The people-watching in Seattle has been amazing! My only concern is that my darling husband, who is far better at nicknaming and recalling these memorable folks, is not with me. I will do my best to try and paint you the picture of the freak show that is Port of Seattle: Sea-Tac Airport.
Before I can do any of that, I need to wrap up the chapter of the trip that focused on the orange hoodie-clad thirty-eight year old who is trying to "keep it real, man." He ended up being my seat partner, with the middle seat gapping us from being even closer. Trust me, I am not complaining about this. Anyway, as I mentioned before I slept almost the entire flight, as did he. The few times that the turbulence or fellow passengers woke my slumber, I looked around to make sure I was where I belonged and Clive was still there. I've given him that name because it seems old school enough to be classic, but new school enough to make him a douche. So the plane is landing, he's still out and even after better than half of the plane has exited their rows. He wakes with a start, a furrow of the brow and asks me,
"Does everyone get off the plane now?"
"Yea, I think we do."
Mind you I'm by the window and in order for me to leave, this fella has to get up, so I need to make this happen as smoothly and quickly as possible.
"Doesn't this go to California?"
Oh boy. I do recall that they mentioned something about going all the way to Dallas, or maybe Fort Worth, it's all hazy at this point. I know it was definitely a city in Texas, not California.

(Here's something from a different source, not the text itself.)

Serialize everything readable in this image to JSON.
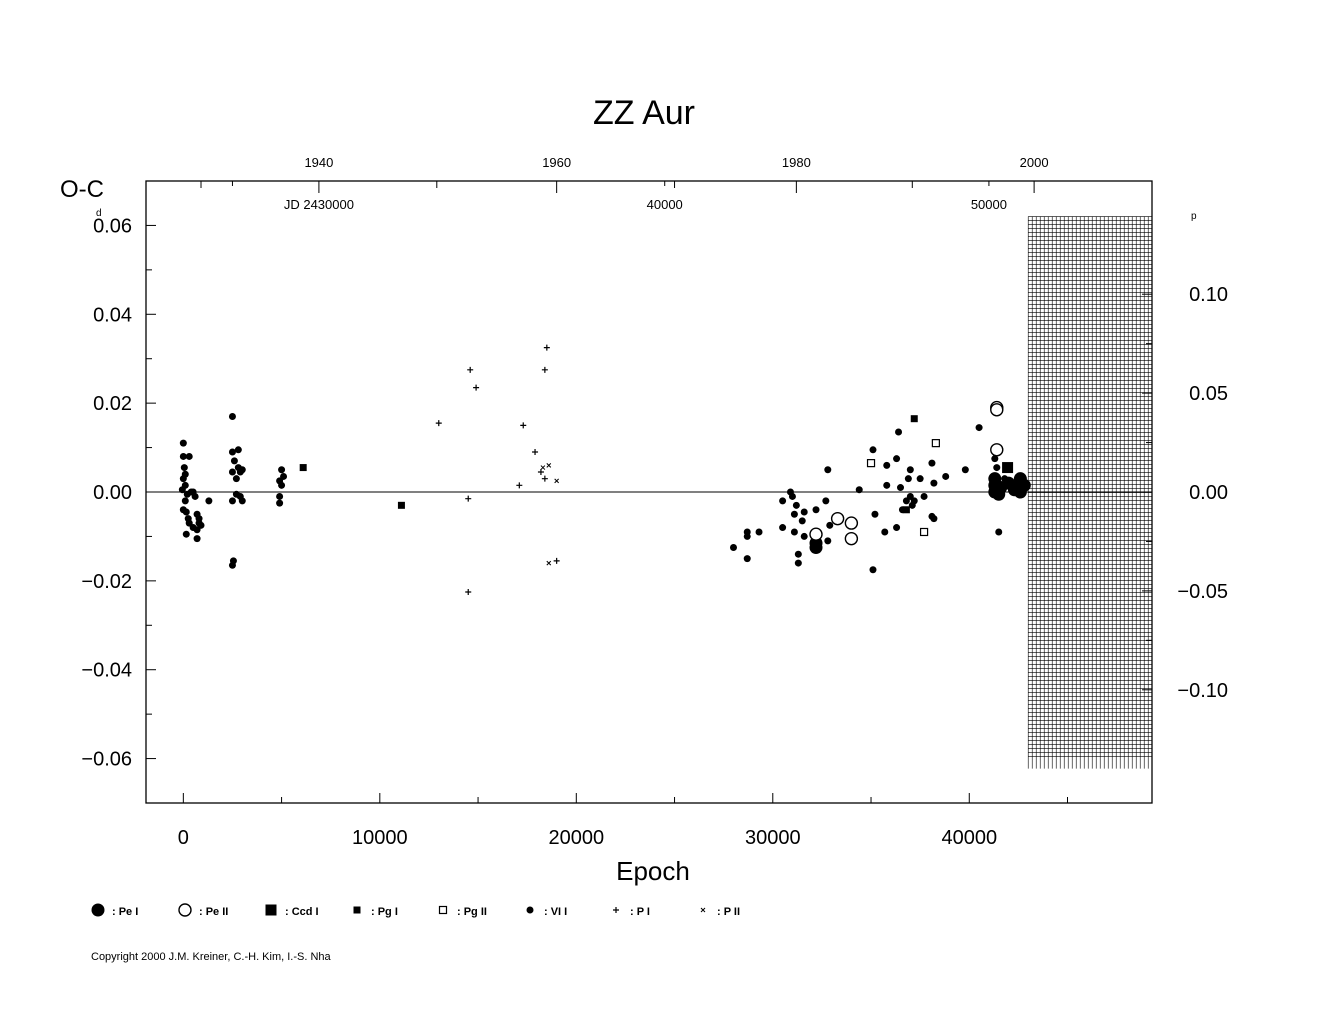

"I think it goes onto Texas."
A flash of clarity comes over his face. He's seen the light.
"You may be right."
And with that, he ascends from his seat, headphones and ridiculous man-purse around his shoulders, he attempts to get about four packages from assorted overhead bins. This would have been fine had he started this process when the five rows in front of us were getting themselves ready. However, Clive chose the exact moment that he should have been exiting the plane via the middle row to start getting out of his seat. At the exact same time, the elderly man who sat in the row perpendicular to us was getting out of his row, all bags in hand and ready to exit. Clivey simple bumps this old man back into his 14B seat. Told ya. Tell tale signs of total douchdom. By the time that I am stepping off of the plane, my darling unhip hippy is still trying to wrangle his luggage into order. I'm afraid he's still lost on the ramp, caught forever between "here" and "almost there."